Today, Sulbras is a successful subcontracting company to important corporations in Brazil, such as Valeo and Roberto Bosch (both in the automotive market); Itautec and Hewlett-Packard (computers); Mundial (electronics); Spring-Carrier (air-conditioners); Embarco (refrigerators), and Marcopolo (buses).
Sulbras’ logistics operations cover all the Brazilian regions, assuring flexibility and punctuality in deliveries. The company’s internal logistics efforts are optimized with the use of tools such as the Kanban system. Kanban is a production management method in which a signalized card controls the streams of output on pieces or specific parts on a production line, and indicates the delivery of a determined quantity. When all the pieces are delivered, the same card is taken to its starting point, where is converted in a new order.
MATERIAL SUCCESS
“We have two differentials. Our quality service, in commitment with the customer, which in our work segment is essential, and the production management style we adopted here – lean management – also known as the Toyota Production System,” says Nonemacher. Those in industry are generally familiar with TPS, a system of output focused on technological updating, as well client satisfaction, through the efficacy of the processes. This means that from the process development to the end product the company continually strives to utilize the best methods, technical processes and equipment, which can guarantee the reliability of the product.

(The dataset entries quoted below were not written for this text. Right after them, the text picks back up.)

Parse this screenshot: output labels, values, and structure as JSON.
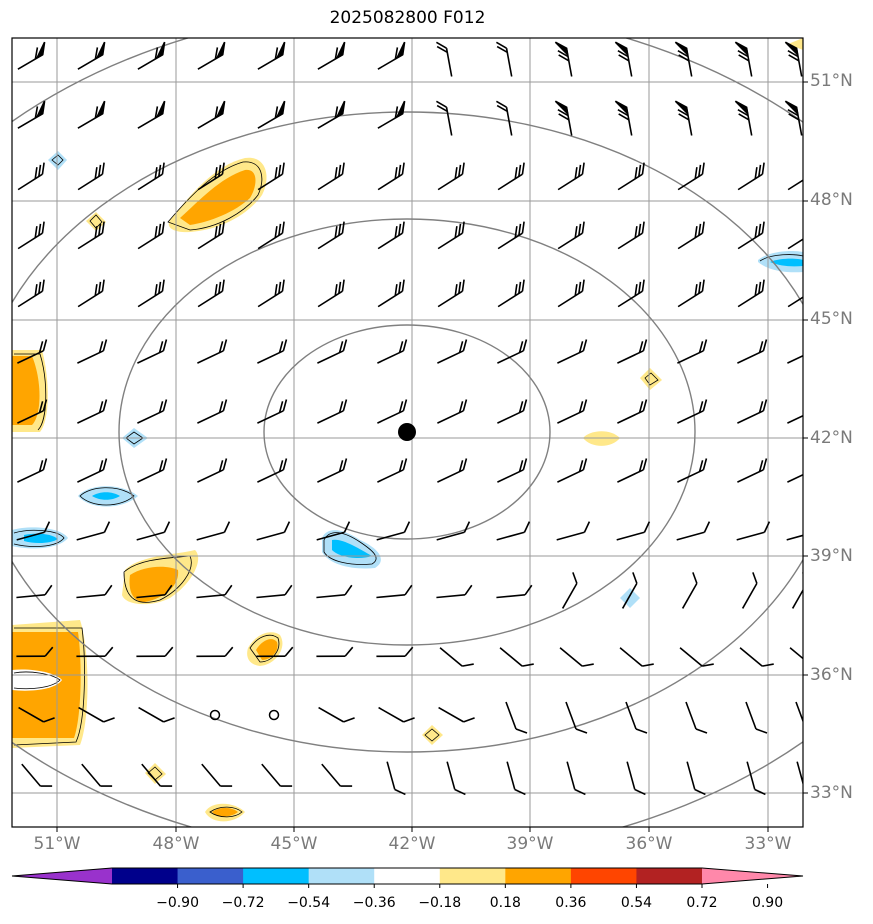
{
  "title": "2025082800 F012",
  "map": {
    "lat_labels": [
      "51°N",
      "48°N",
      "45°N",
      "42°N",
      "39°N",
      "36°N",
      "33°N"
    ],
    "lon_labels": [
      "51°W",
      "48°W",
      "45°W",
      "42°W",
      "39°W",
      "36°W",
      "33°W"
    ],
    "center_marker": {
      "lon": -42.0,
      "lat": 42.0
    },
    "range_rings": 4,
    "grid_color": "#9a9a9a",
    "ring_color": "#808080"
  },
  "colorbar": {
    "colors": [
      "#9932cc",
      "#00008b",
      "#3a5fcd",
      "#00bfff",
      "#b0e0f8",
      "#ffffff",
      "#ffe88a",
      "#ffa500",
      "#ff4500",
      "#b22222",
      "#ff88aa"
    ],
    "ticks": [
      "−0.90",
      "−0.72",
      "−0.54",
      "−0.36",
      "−0.18",
      "0.18",
      "0.36",
      "0.54",
      "0.72",
      "0.90"
    ]
  }
}
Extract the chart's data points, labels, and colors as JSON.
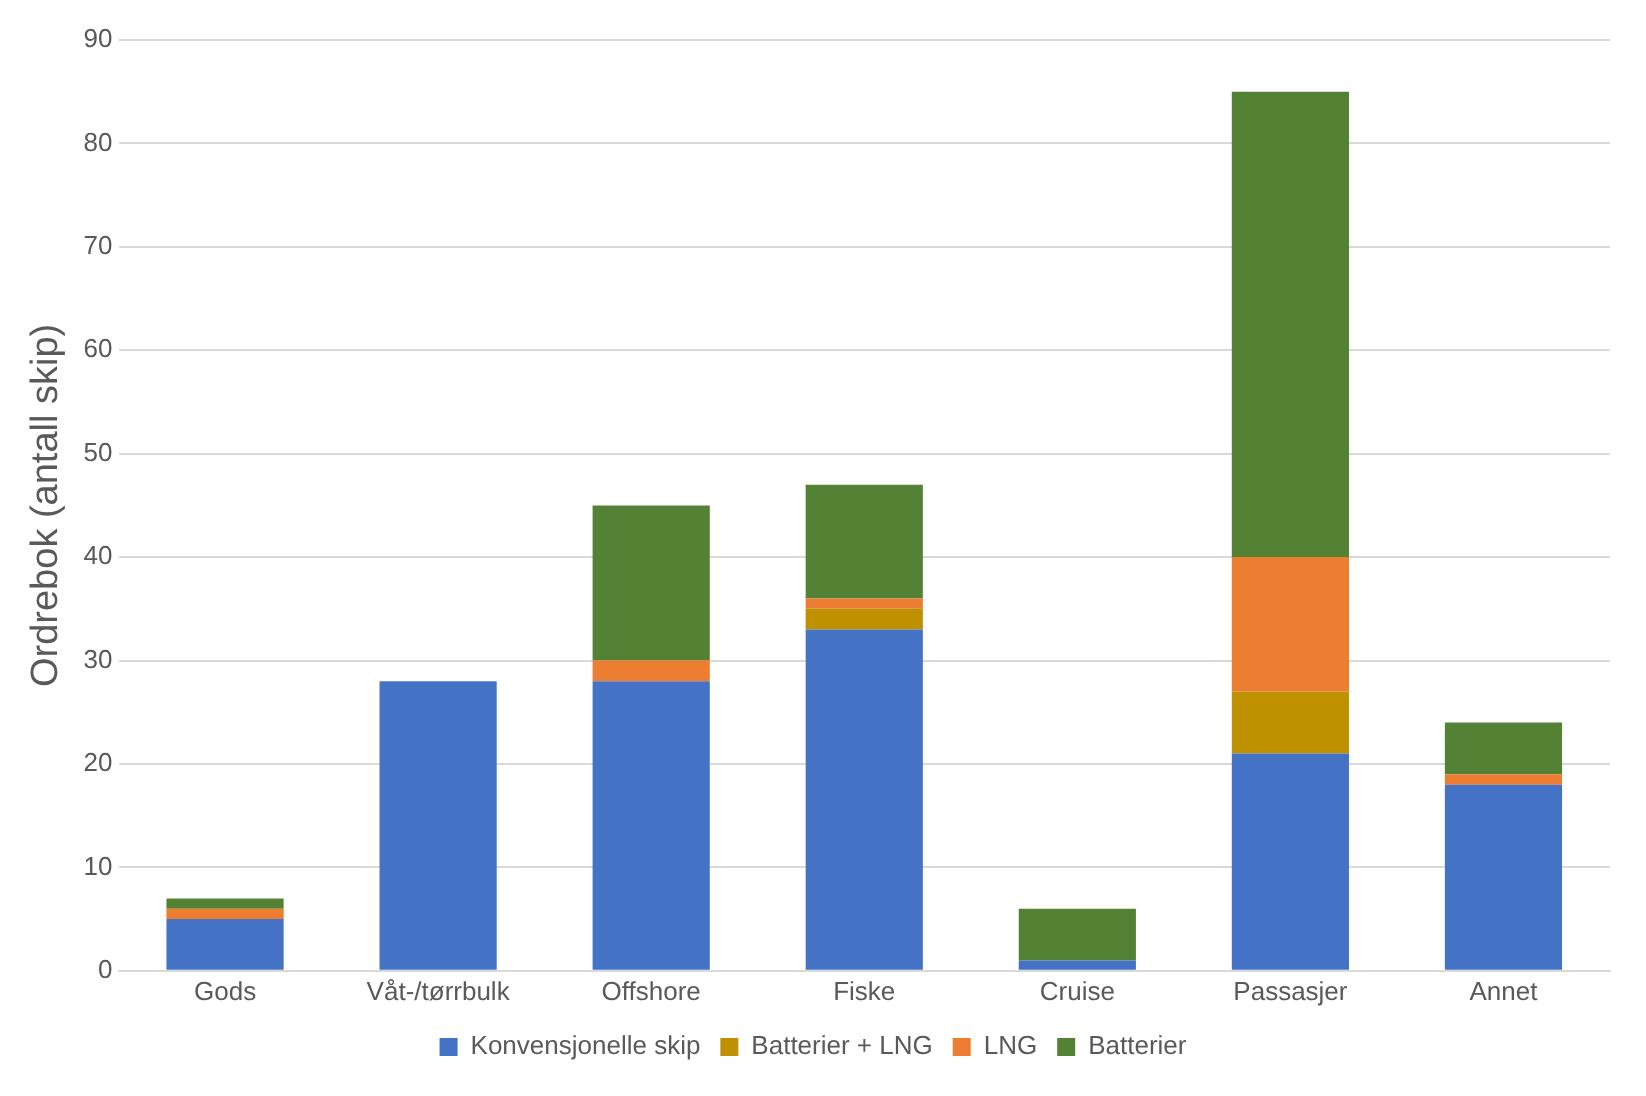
{
  "chart_data": {
    "type": "bar",
    "stacked": true,
    "ylabel": "Ordrebok (antall skip)",
    "categories": [
      "Gods",
      "Våt-/tørrbulk",
      "Offshore",
      "Fiske",
      "Cruise",
      "Passasjer",
      "Annet"
    ],
    "series": [
      {
        "name": "Konvensjonelle skip",
        "color": "#4472c4",
        "values": [
          5,
          28,
          28,
          33,
          1,
          21,
          18
        ]
      },
      {
        "name": "Batterier + LNG",
        "color": "#bf9000",
        "values": [
          0,
          0,
          0,
          2,
          0,
          6,
          0
        ]
      },
      {
        "name": "LNG",
        "color": "#ed7d31",
        "values": [
          1,
          0,
          2,
          1,
          0,
          13,
          1
        ]
      },
      {
        "name": "Batterier",
        "color": "#548235",
        "values": [
          1,
          0,
          15,
          11,
          5,
          45,
          5
        ]
      }
    ],
    "ylim": [
      0,
      90
    ],
    "yticks": [
      0,
      10,
      20,
      30,
      40,
      50,
      60,
      70,
      80,
      90
    ],
    "grid": "y",
    "legend": "bottom"
  }
}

Reliability of the processes is achieved through the use of high quality machines in all work areas, as well as through the standardization of work hours, streamlined efficiencies in the production cells, and specialization of the operators. It all makes for a well-managed production system.

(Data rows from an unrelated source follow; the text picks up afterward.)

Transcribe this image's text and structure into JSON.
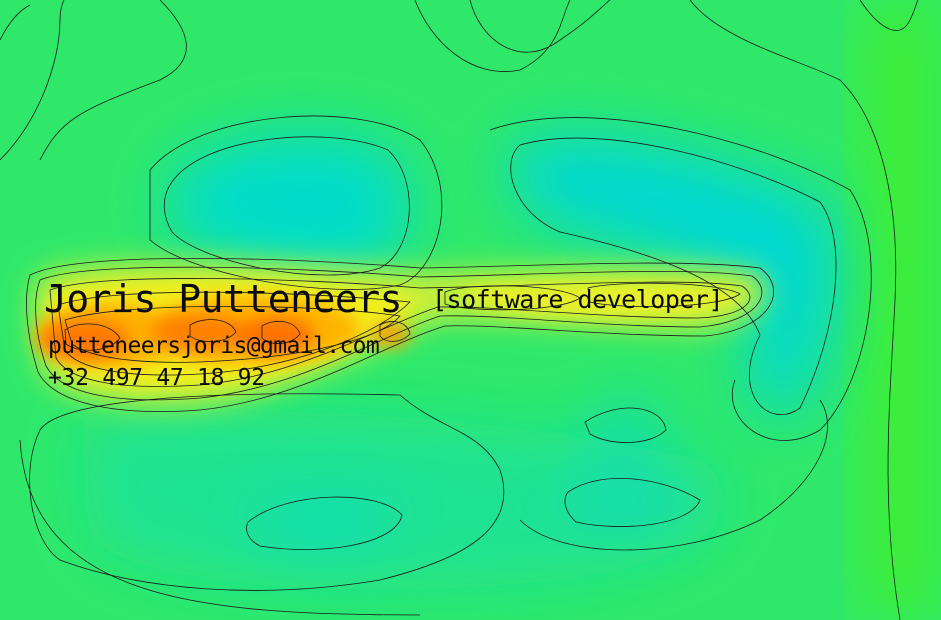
{
  "card": {
    "name": "Joris Putteneers",
    "role": "[software developer]",
    "email": "putteneersjoris@gmail.com",
    "phone": "+32 497 47 18 92"
  },
  "colors": {
    "field_green": "#2fe86a",
    "field_cyan": "#00e0d8",
    "hot_yellow": "#f2f21a",
    "hot_orange": "#ff9a00",
    "hot_red": "#ff5a00",
    "contour": "#1a1a1a",
    "text": "#0a0a0a"
  }
}
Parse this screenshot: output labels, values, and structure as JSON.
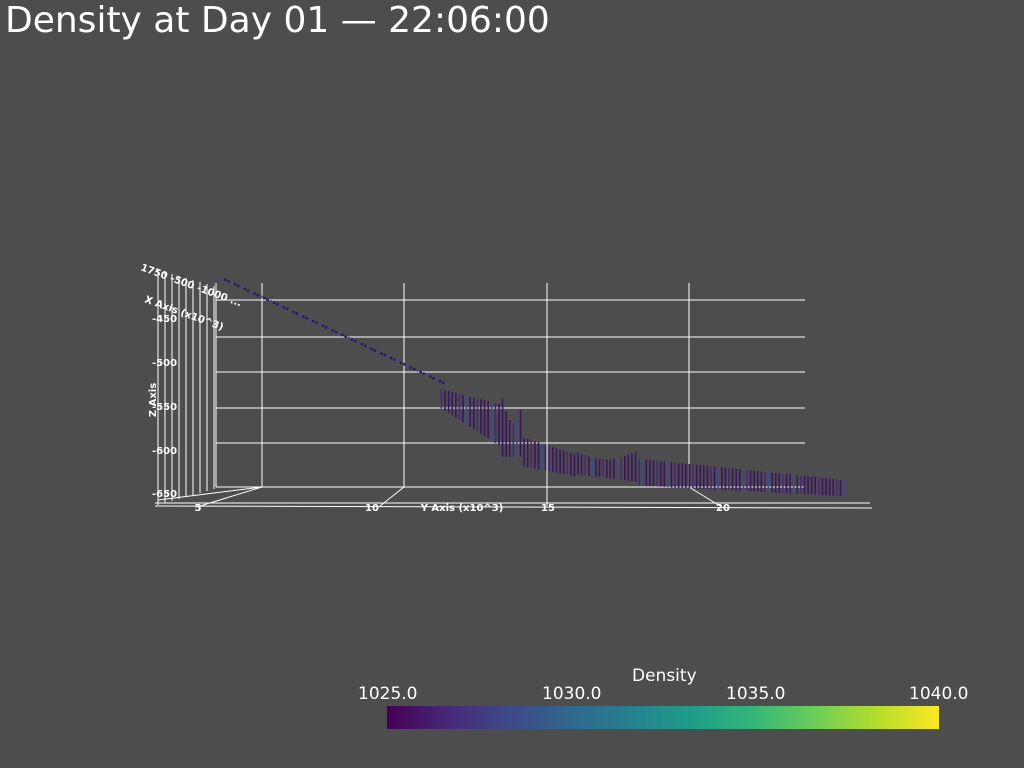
{
  "title": "Density at Day 01 — 22:06:00",
  "colors": {
    "background": "#4d4d4d",
    "grid": "#ffffff",
    "viridis": [
      "#440154",
      "#482878",
      "#3e4a89",
      "#31688e",
      "#26828e",
      "#1f9e89",
      "#35b779",
      "#6ece58",
      "#b5de2b",
      "#fde725"
    ]
  },
  "chart_data": {
    "type": "3d-scatter",
    "colorbar": {
      "title": "Density",
      "range": [
        1025.0,
        1040.0
      ],
      "ticks": [
        "1025.0",
        "1030.0",
        "1035.0",
        "1040.0"
      ],
      "colormap": "viridis"
    },
    "axes": {
      "x_label": "X Axis (x10^3)",
      "y_label": "Y Axis (x10^3)",
      "z_label": "Z Axis",
      "z_ticks": [
        "-450",
        "-500",
        "-550",
        "-600",
        "-650"
      ],
      "y_ticks": [
        "5",
        "10",
        "15",
        "20"
      ],
      "x_ticks_overlapped": "1750 -500 -1000 ..."
    },
    "profile": {
      "y_range": [
        5,
        26
      ],
      "z_values": [
        -430,
        -470,
        -510,
        -545,
        -575,
        -555,
        -600,
        -605,
        -625,
        -640,
        -650
      ],
      "y_values": [
        6,
        9,
        11,
        13,
        14.5,
        15,
        16,
        18,
        20,
        23,
        26
      ],
      "density_min": 1025.0,
      "density_max": 1026.5
    }
  }
}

To maintain a high level of efficiency, Sulbras’ team of approximately 610 workers, work in shifts and keep the company’s manufacturing output moving 24 hours, five days per week, assuring the efficiency and quality of its production as well as customer satisfaction. As a result of this management model, Sulbras processed, in 2007, 5,000 tons of thermoplastic resins and 84 million components. This year, the company hopes to increase production 15-20 percent.
Nowadays, besides the plant in Caxias do Sul, Sulbras also has facilities in Sapucaia do Sul, Brazilian state of Rio Grande do Sul, and in Salto, state of Sao Paulo. The company’s three industrial units have 56 injection molding machines in a total area of 46,650 square meters with 16,168 square meters of built area. Sulbras invested last year 20 millions reais in the plants’ modernization and another five million is expected to be invested in 2008. In this way, the company intends to keep on top of production levels for years to come.